Et la suite nous réserve encore les meilleures choses !
Une citation pour résumer la saison :
You could stay here, fill your life with work and food and sleep, or you could go anywhere.
Moyenne de la saison 1 : 14.46
Classement :
- The Empty Child - 17
- The Doctor Dances - 17
- Dalek - 17
- The Parting of the Ways - 16
- Father's Day - 16
- The Long Game - 15
- The End of the World - 15
- The Unquiet Dead - 15
- Bad Wolf - 14
- Rose - 13
- Boom Town - 13
- World War Three - 11
- Aliens of London - 9
Le diptyque de Steven Moffat se place dans le haut du classement, clairement l'épisode le plus moderne et mémorable de la saison, même si finalement il ne représente pas vraiment cette dernière, avec son aspect très romantique, absurde et horrifique. Il est accompagné par le très bon one-shot de Robert Sherman, Dalek, qui complète le podium. Le series-finale et Father's Day complète les "16/20" et pour le coup représentent, eux, très bien cette première saison.
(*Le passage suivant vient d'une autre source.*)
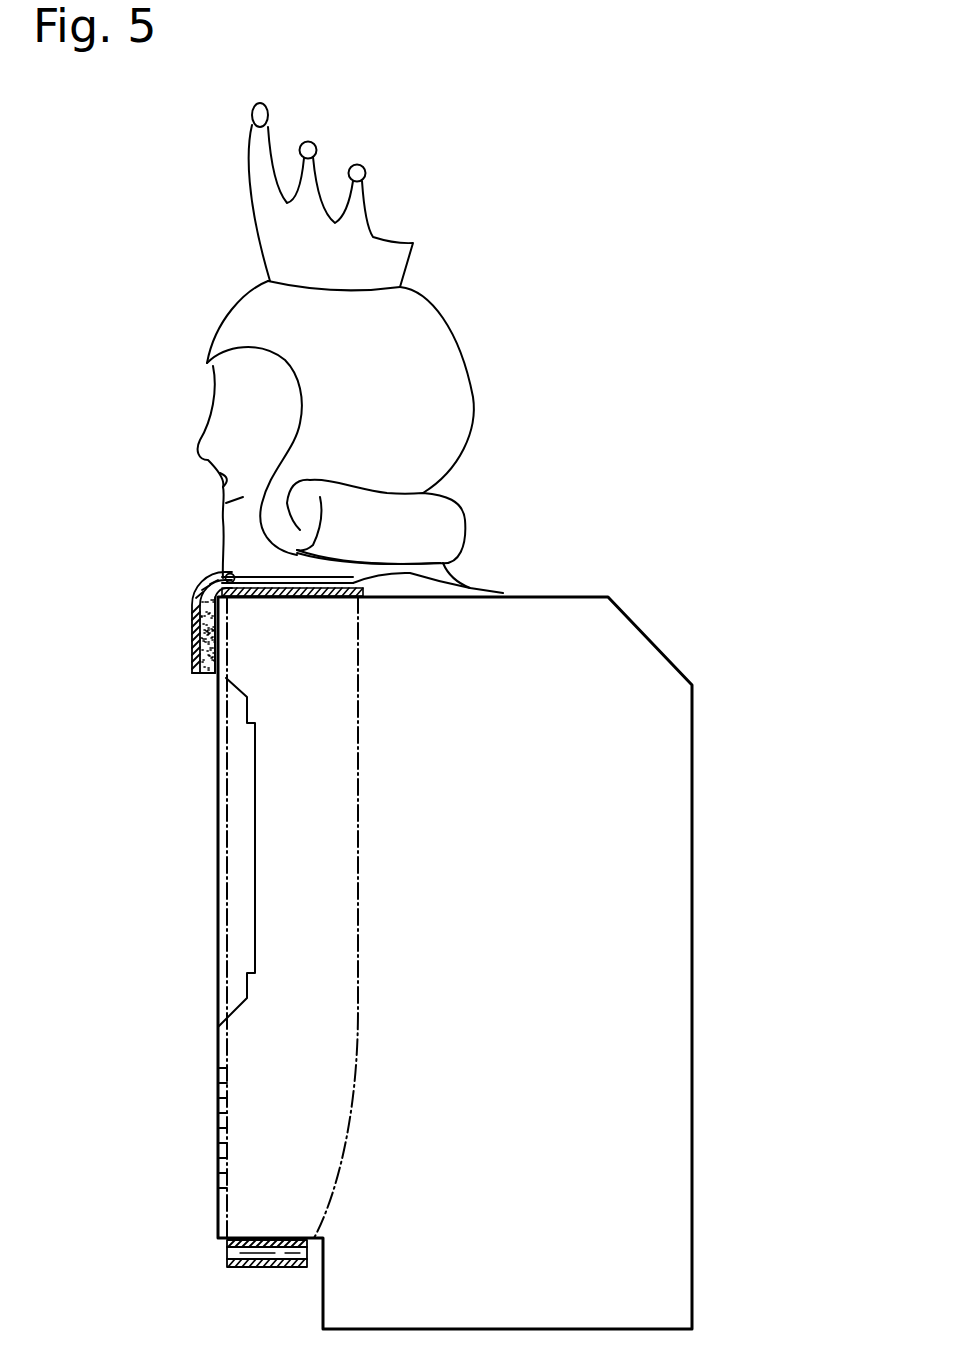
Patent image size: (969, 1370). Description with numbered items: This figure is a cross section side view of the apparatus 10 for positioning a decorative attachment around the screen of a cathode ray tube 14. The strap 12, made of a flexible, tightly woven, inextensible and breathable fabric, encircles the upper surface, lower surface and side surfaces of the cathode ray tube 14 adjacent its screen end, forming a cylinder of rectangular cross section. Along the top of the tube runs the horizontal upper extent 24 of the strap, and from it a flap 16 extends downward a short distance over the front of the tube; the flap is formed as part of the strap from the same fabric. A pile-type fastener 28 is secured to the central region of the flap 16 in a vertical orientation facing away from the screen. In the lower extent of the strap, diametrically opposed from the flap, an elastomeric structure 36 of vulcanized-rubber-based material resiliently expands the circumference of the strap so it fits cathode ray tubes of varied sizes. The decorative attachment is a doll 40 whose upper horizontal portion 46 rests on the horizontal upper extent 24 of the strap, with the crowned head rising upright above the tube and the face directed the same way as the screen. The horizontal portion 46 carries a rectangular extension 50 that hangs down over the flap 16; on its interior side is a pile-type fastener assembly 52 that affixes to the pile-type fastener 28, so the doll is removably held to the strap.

The Long Game a longtemps été un vilain petit canard pour ma part mais son commentaire "politique" sur l'humanité du futur, un gros gros thème de la saison qui se retrouve d'ailleurs dans The End of the World, donne vraiment des thèmes directeurs à cette saison 1. Ces deux épisodes sont très bons et dans le haut niveau de la saison. The Unquiet Dead est vraiment un historical sympa à mes yeux et est un nouvel exemple d'épisode qui s'inscrit très bien dans la saison, servant plusieurs rôles et dans lequel Rose et Nine brillent.
Bad Wolf est une première partie de finale perfectible mais très fun, tout comme Rose, un pilote encore plus perfectible et kitch mais très efficace.
Ne reste donc que le trio des épisodes Slitheen, lourdement en fin de classement. Boom Town ne s'en sort pas trop mal. A noter surtout deux ratés dans la saison : les deux parties de l'attaque des Slitheens à Downing Street. Aliens of London, est un pas en arrière après les trois premiers épisodes de la saison, mais est heureusement rattrapé par une deuxième partie plus réussie, mais pas fameuse non plus au contraire. Ils témoignent de l'aspect cheap souvent reproché à cette saison et à raison, et sont beaucoup plus lents et mal écrits que le reste.
Malheureusement l'une des plus mauvaises saisons du show, bien qu'elle reste suffisamment décente pour qu'on n'ait aucun mal à imaginer une saison moins réussie si cela devait se produire un jour - pour l'instant après 9 saisons, cela n'a toujours pas été le cas, espérons que cela continue.
EDIT de 2019 : lolilol la saison 11 existe donc oubliez, la 2 n'est clairement pas
La grande cause de cette saison 2 plus molassonne c'est que la qualité des standalones n'est pas au rendez-vous. Au cours de mon revisionnage, il n'y a pour ainsi dire qu'UN seul épisode que j'ai un peu plus aimé davantage que le précédent visionnage : School Reunion. TOUS les autres épisodes m'ont apparu comme, parfois, identiques, mais le plus souvent, moins bien que dans mes souvenirs par rapport aux autres saisons (la saison 1 comprise). Mis à part le season-finale, le two-parter du diable, School Reunion donc et ce petit bijou de The Girl in the Fireplace, le reste de la saison est souvent juste "pas mal".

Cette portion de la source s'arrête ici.